A questão de uma ligação de alta velocidade entre Lisboa e o Porto e a sua inserção na rede ferroviária nacional tem um conjunto de problemas. Não serei maldizente ao ponto de afirmar que todos os problemas não foram equacionados e, de alguma forma, resolvidos. Mas como não foram objeto de explicação na apresentação feita pelo governo e, pela nossa experiência coletiva passada, de que muitas vezes todos estes anúncios megalómanos acabam por se traduzir em nada, não queria deixar de os apresentar aqui. Tanto mais que, se não tiverem sido considerados agora e se este processo não avançar, pode ser que daqui a vinte anos, quando esta linha for novamente apresentada como uma novidade, alguém não se esqueça de pensar neles.

Quando estive envolvido no projeto da rede de alta velocidade ferroviária, que começou por volta de 2004, os meus colegas especialistas em linhas de alta velocidade, com grande experiência na sua implementação e operação, cedo explicaram que o conceito de uma rede ferroviária de alta velocidade era completamente diferente do conceito de uma rede ferroviária tradicional. Ou seja, os pressupostos técnicos de abordagem de ambas eram muito diferentes e sua operação totalmente distinta. Agora, nas notícias que li na imprensa, os comboios de alta velocidade podem andar na Linha do Norte e os comboios tradicionais na linha de alta velocidade como se fosse tudo farinha do mesmo saco. Pode ser que a tecnologia tenha evoluído muito e que isto já não constitua um problema, mas tenho muitas dúvidas que seja esta a realidade e receio que esta diversidade não tenha sido acautelada ou compreendida.

Há também o problema da bitola, que nos vem afligindo há várias dezenas de anos, principalmente quando se começa a falar de ligações internacionais. Para quem não está familiarizado, a bitola é a distância entre carris e há duas bitolas em funcionamento: a ibérica e a europeia. A ibérica era, e ainda é, utilizada em Portugal e Espanha, desde o início do caminho de ferro na península. A bitola europeia é utilizada nos restantes países europeus. A Espanha já começou há muitos anos a fazer a migração da bitola ibérica para a europeia mas em Portugal este é, ainda, um assunto de muito debate. E, nesta última apresentação, o governo decidiu apostar na bitola ibérica.

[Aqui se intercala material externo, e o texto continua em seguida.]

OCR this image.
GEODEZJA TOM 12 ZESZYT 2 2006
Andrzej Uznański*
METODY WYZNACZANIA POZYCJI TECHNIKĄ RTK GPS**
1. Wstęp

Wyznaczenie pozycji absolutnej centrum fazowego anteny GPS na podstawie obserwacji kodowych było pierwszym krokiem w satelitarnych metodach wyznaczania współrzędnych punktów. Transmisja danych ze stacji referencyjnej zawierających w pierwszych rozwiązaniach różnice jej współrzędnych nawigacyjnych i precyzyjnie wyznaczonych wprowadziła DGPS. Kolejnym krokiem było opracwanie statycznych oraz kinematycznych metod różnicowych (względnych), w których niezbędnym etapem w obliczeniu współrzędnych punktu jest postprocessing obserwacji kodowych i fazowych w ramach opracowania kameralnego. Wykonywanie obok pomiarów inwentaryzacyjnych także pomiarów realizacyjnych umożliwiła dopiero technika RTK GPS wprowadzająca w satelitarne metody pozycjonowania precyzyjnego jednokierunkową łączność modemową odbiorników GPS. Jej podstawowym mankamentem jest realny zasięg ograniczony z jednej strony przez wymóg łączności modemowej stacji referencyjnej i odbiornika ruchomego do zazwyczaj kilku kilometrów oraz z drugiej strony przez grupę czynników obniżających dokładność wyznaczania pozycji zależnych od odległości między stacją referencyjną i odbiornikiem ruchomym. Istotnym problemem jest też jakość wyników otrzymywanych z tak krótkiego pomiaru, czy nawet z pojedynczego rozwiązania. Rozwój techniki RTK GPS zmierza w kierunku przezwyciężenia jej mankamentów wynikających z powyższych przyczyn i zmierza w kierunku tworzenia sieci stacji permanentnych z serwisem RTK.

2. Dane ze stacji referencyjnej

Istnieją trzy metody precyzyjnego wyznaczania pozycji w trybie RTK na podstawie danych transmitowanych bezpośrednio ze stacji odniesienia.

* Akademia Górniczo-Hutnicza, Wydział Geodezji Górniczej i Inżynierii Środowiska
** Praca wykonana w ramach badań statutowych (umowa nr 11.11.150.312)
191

Quando se fala na ligação em alta velocidade entre Portugal e a Europa, passando obviamente por Espanha, a primeira pergunta que me surge é: como se vai integrar a nova ligação “Lisboa-Porto”, em alta velocidade e com bitola ibérica, com a ligação “Lisboa/Porto – Madrid/outro destino espanhol” que terá de ser feita em bitola europeia? Para-se a meio para mudar os bogies (estrutura que carrega o rodado) ou muda-se de comboio? Convém não esquecer que a ligação de Portugal à rede Europeia de alta velocidade faz parte de um desígnio europeu de ter as capitais de todos os países ligadas entre si.

Tudo isto me faz pensar que seria muito positivo definir um plano ferroviário nacional que incorporasse e definisse todas as ligações ferroviárias, nacionais e internacionais, ponderando devidamente as especificações técnicas e financeiras, em vez de resumir a questão ferroviária nacional ao anúncio de uma ligação futura entre Lisboa e o Porto em 1h:15m. E, já agora, que se pensasse de uma vez por todas se o novo aeroporto que irá substituir a Portela, onde quer que fique, deva contemplar, ou não, uma ligação à rede de alta velocidade ferroviária nacional.

Como se tudo isto não bastasse, temos as questões financeiras. Como se sabe o transporte ferroviário é um tipo de transporte que obriga a grandes investimentos que, habitualmente, nunca são recuperados pelos investidores. Quando é o Estado, somos nós todos que pagamos e, para muitos, o problema está resolvido. Mas, quando se pretende envolver privados neste processo, dificilmente eles conseguem suportar mais do que os custos de operação, eventualmente uma pequena parte do capital investido, pois, caso contrário, se se assumisse a recuperação integral do capital, os preços dos bilhetes seriam incomportáveis e não haveria passageiros. Também seria interessante definir com mais rigor qual o envolvimento que os privados poderão vir a ter neste processo e se o Estado vai continuar, como tem, tristemente, sido apanágio dos governos socialistas, assumir a totalidade do risco. Recordo que no governo de José Sócrates os privados eram pagos pela disponibilidade da infraestrutura de alta velocidade, nada tendo a ver, uma vez esta estando disponível, se passavam por lá comboios, ou não, com ou sem passageiros que pagassem bilhetes. O mesmo tipo de abordagem que este mesmo governo fez quando decidiu que devia ser o Estado a assumir todo o risco das concessões rodoviárias dos privados. Opções socialistas para proteger os privados, ou alguns deles, em detrimento dos contribuintes.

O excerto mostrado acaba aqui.